First, Semyon goes to Paris, and then to Rome. In Paris, he studied and copied other people’s works, wrote a lot from nature – probably under the influence of the educational idea to look for beauty not only in classical models, but also in the surrounding reality. Shchedrin worked here more in the open air, painting the surrounding nature.
In Rome, Semyon Fedorovich fell under the influence of classicism – the idea that art should reflect the works of antiquity, and thus continue their success. Here Shchedrin stayed four years beyond his retirement period.
In 1776, Shchedrin returned to St. Petersburg and became a professor of landscape painting at the Academy of Arts.
A little later, he was assigned to paint views of the palaces and parks of Catherine the Great. Among his works, the most famous are a series of views of Pavlovsky, Gatchinsky and Peterhof parks, views of Kamenny Island and decorative panels for the Mikhailovsky Palace in St. Petersburg.

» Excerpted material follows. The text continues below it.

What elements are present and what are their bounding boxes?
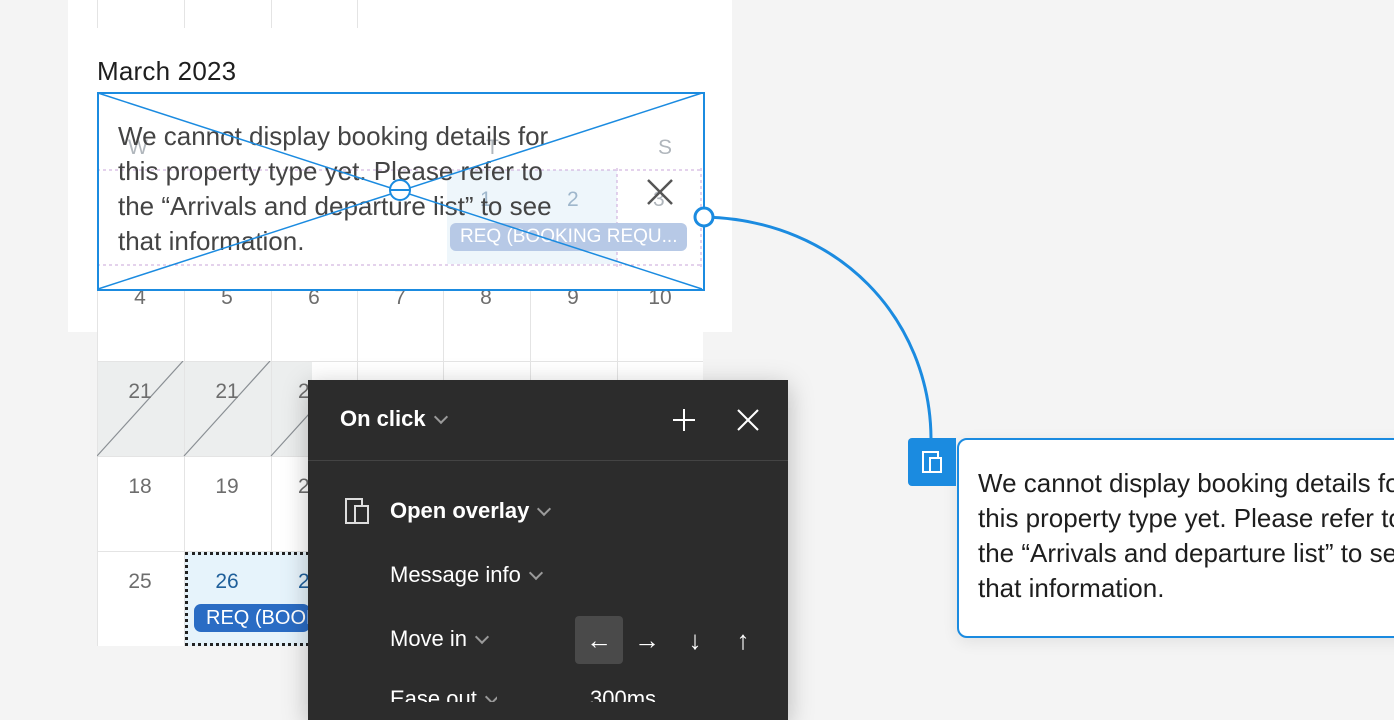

The heyday of Shchedrin’s creativity falls on the 1790s. For all the conventionality of compositional techniques and color solutions, his works are imbued with a subtle sense of the beauty of nature and interest in conveying a specific area.
Shchedrin became one of the first painters to establish landscape as an independent genre in Russian painting.
Died Semyon Fedorovich Shchedrin (1) September 13, 1804 in St. Petersburg.